Africa’s predicament reveals the magnitude of the challenge. The continent is rife with some 35 internal conflicts, varying in severity from civil wars to terrorist attacks. Approximately 600 million lack modern energy services, a key enabler of development. Moreover, Africa is drowning in foreign debt: $745 billion, averaging 61 percent of states’ GDP, according to the African EXIM Bank. Twenty low-income countries are near bankruptcy or at risk of debt distress. Debt servicing amounts to about 24% of government spending for 25 African nations, which is more than most African governments spend on education or healthcare.
While World Bank-led efforts are underway to spread access to electricity for 300 million, Africans are seeking to leverage the vast potential of the continent’s natural resources and labor pool. A pan-African free trade agreement has taken hold, but the depth of the region’s problems remain. G20 efforts at debt rescheduling and sustainability have had only a modest impact. Africa has suffered disproportionately from the effects of climate change — floods, droughts, food insecurity — yet climate aid is shrinking. It is unclear where the investment — some $170 billion a year for infrastructure and more than $1 trillion (by 2030) for climate adaption/mitigation — will come from.
The Youth Bulge dividend is country-specific, and some states are better positioned than others. Apart from local questions of governance, external factors — current global trends — render local efforts problematic. The demise of neo-liberalism, a shift from the enlightened self-interest of the relatively open markets and aid flows of the post-WW2 era to inward looking nationalisms, climate pressures, and a slow-growth global economy are all negative pressures. U.S. priorities of gaining access to rare earth and critical minerals, as well as the race to build AI data centers, may become an asset to Youth Bulge nations, such has been the case in Pakistan.
However, the U.S. abandonment of multilateralism in general, as the largest actor in Bretton Woods institutions (International Monetary Fund (IMF)/World Bank) and bilateral aid donor, has perhaps the largest impact. The U.S. rejection of the UN Sustainable Development agenda and all climate finance makes both efforts increasingly aspirational.
The G20 has played an important role in the debt management of developing nations. It is unclear how U.S. skepticism toward such UN mechanisms will impact these efforts. It is increasingly unlikely that growing calls for major reform of the IMF, World Bank, and the World Trade Organization (WTO), which have been critiqued as not fit for purpose, will yield desired change. The G7 nations, with 13% of the world’s population, retain 59% of IMF and World Bank voting rights. As the U.S. hosts the G20 Summit in 2026, the shape of its future role should become less uncertain.
If these global factors affect the capacity of Youth Bulge governments to meet the Gen Z challenge, the outcome will almost certainly have a global impact. The success of many governments in Africa and South and Southeast Asia in realizing the demographic dividend would be a source of global growth and prosperity.
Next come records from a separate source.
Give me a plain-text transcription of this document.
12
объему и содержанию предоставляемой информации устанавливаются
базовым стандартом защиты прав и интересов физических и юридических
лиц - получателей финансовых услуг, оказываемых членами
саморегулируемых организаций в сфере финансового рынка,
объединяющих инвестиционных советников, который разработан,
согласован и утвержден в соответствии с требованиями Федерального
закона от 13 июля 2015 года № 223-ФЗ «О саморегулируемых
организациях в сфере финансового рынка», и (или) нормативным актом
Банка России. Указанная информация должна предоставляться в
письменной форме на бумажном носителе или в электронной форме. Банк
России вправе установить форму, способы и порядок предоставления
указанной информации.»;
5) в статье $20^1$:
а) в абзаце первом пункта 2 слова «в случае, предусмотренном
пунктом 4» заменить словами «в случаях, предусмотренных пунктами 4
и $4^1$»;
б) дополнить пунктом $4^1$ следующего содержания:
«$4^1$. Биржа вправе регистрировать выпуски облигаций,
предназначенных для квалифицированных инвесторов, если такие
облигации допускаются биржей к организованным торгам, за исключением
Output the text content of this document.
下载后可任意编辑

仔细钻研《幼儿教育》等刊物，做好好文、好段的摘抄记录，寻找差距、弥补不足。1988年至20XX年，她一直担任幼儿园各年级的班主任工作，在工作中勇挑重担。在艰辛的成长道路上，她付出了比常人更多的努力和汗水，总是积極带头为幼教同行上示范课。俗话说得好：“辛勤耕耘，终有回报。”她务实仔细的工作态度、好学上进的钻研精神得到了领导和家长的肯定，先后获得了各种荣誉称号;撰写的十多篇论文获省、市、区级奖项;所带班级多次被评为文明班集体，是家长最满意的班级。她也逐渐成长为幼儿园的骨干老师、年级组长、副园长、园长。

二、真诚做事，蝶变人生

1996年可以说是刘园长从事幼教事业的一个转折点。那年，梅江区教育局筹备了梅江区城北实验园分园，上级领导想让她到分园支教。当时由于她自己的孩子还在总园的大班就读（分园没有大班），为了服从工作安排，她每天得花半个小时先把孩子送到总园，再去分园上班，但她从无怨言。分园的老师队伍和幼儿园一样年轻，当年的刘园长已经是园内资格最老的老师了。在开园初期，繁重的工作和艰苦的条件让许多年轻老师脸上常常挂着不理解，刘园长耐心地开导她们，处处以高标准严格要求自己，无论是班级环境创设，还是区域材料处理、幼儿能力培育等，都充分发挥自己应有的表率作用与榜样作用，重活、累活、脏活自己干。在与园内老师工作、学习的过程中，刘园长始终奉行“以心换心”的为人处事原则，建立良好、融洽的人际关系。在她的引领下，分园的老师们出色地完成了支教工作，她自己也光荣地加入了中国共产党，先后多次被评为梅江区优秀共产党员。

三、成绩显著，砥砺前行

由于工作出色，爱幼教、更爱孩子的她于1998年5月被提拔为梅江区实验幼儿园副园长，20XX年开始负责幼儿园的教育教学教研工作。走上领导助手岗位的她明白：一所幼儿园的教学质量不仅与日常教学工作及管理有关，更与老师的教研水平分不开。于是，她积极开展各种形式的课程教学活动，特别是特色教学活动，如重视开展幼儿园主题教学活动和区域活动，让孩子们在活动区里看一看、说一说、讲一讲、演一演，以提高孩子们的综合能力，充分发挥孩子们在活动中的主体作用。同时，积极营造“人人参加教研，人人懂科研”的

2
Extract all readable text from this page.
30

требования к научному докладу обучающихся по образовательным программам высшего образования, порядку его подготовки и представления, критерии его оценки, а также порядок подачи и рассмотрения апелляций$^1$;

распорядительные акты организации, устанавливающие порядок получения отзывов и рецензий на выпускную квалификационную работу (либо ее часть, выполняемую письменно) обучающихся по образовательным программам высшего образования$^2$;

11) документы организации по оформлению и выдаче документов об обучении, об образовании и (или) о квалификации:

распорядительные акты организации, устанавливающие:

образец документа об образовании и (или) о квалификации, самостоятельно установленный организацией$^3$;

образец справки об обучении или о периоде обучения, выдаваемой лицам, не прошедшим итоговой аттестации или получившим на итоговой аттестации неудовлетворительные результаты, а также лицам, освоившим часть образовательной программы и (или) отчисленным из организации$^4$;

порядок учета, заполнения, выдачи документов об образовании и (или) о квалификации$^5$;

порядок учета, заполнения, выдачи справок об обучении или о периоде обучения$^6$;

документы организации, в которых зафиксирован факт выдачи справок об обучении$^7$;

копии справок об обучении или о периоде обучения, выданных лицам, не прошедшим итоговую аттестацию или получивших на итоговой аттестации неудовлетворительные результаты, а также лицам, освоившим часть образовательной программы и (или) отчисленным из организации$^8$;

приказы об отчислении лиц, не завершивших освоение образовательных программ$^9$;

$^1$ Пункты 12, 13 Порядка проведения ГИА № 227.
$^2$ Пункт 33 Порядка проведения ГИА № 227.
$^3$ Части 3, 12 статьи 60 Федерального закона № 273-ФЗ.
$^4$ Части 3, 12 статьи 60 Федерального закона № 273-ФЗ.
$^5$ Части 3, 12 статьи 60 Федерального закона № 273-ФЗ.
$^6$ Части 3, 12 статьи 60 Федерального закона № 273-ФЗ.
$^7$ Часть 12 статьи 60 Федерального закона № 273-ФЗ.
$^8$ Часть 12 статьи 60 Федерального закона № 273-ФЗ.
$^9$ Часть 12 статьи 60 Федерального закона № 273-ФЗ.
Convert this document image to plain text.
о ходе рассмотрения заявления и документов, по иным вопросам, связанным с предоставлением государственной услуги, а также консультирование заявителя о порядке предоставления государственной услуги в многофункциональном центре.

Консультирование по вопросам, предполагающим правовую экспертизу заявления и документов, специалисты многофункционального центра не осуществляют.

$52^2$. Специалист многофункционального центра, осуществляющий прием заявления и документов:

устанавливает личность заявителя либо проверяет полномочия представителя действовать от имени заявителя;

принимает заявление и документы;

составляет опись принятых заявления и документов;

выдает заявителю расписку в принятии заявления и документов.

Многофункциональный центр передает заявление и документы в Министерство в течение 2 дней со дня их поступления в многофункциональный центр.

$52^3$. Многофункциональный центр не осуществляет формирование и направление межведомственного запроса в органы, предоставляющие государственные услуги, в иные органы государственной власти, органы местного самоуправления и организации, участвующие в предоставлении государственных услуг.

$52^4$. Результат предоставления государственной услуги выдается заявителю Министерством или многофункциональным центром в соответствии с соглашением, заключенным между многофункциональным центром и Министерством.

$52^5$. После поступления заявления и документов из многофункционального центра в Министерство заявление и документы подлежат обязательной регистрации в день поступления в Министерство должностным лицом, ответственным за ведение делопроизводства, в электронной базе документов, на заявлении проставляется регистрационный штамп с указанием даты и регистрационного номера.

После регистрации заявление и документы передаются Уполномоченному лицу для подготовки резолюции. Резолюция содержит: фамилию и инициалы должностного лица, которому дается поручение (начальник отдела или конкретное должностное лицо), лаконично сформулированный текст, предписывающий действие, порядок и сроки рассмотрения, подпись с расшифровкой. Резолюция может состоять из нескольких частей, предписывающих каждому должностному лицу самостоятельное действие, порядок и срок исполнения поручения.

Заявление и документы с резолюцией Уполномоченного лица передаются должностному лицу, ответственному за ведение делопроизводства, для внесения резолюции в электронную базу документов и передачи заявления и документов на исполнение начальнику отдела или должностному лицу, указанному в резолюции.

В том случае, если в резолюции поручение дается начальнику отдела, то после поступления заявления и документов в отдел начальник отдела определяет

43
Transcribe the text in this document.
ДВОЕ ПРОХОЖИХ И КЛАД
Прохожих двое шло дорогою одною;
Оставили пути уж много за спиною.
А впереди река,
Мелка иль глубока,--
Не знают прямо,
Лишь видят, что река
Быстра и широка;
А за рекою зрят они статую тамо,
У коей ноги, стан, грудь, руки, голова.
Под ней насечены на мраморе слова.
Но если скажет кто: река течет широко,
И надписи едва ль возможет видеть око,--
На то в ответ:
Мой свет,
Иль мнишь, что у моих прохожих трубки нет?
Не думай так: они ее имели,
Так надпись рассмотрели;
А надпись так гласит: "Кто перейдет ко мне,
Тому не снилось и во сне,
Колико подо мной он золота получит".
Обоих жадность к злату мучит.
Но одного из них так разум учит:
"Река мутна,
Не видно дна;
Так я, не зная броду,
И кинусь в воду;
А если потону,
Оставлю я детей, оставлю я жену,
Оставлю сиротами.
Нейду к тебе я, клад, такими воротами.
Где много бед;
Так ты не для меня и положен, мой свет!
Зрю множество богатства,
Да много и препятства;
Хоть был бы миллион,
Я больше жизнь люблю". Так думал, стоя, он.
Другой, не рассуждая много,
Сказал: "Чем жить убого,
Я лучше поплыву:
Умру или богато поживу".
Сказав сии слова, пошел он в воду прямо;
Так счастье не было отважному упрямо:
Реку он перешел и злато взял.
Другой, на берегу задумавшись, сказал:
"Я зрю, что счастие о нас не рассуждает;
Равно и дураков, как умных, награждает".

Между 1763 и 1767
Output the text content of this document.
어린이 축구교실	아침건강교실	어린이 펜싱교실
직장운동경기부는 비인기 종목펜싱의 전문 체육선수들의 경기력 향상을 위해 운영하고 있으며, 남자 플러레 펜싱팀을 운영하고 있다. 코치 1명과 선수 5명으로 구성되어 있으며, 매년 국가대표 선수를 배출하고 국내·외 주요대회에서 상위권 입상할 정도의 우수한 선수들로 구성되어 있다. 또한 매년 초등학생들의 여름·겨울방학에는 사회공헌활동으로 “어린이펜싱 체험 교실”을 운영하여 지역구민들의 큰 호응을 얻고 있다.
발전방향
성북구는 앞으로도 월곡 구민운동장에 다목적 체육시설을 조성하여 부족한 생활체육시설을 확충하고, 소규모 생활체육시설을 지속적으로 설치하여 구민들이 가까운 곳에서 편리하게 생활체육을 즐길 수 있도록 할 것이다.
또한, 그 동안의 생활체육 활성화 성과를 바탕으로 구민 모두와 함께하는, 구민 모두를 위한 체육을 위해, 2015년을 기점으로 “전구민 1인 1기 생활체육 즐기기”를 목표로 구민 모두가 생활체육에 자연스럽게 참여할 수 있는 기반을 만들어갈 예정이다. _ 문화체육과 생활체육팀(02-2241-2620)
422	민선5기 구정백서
However, the degree to which the Youth Bulge becomes more of a burden will not only drive political change in those nations but also spill over globally. The stakes of a greater North-South divide are much larger. The consequences of terrorism, civil conflicts becoming internationalized, mass migration, and disease stemming from political and economic disruptions will increasingly impact industrialized nations in the West and East Asia, perhaps intensifying great-power competition.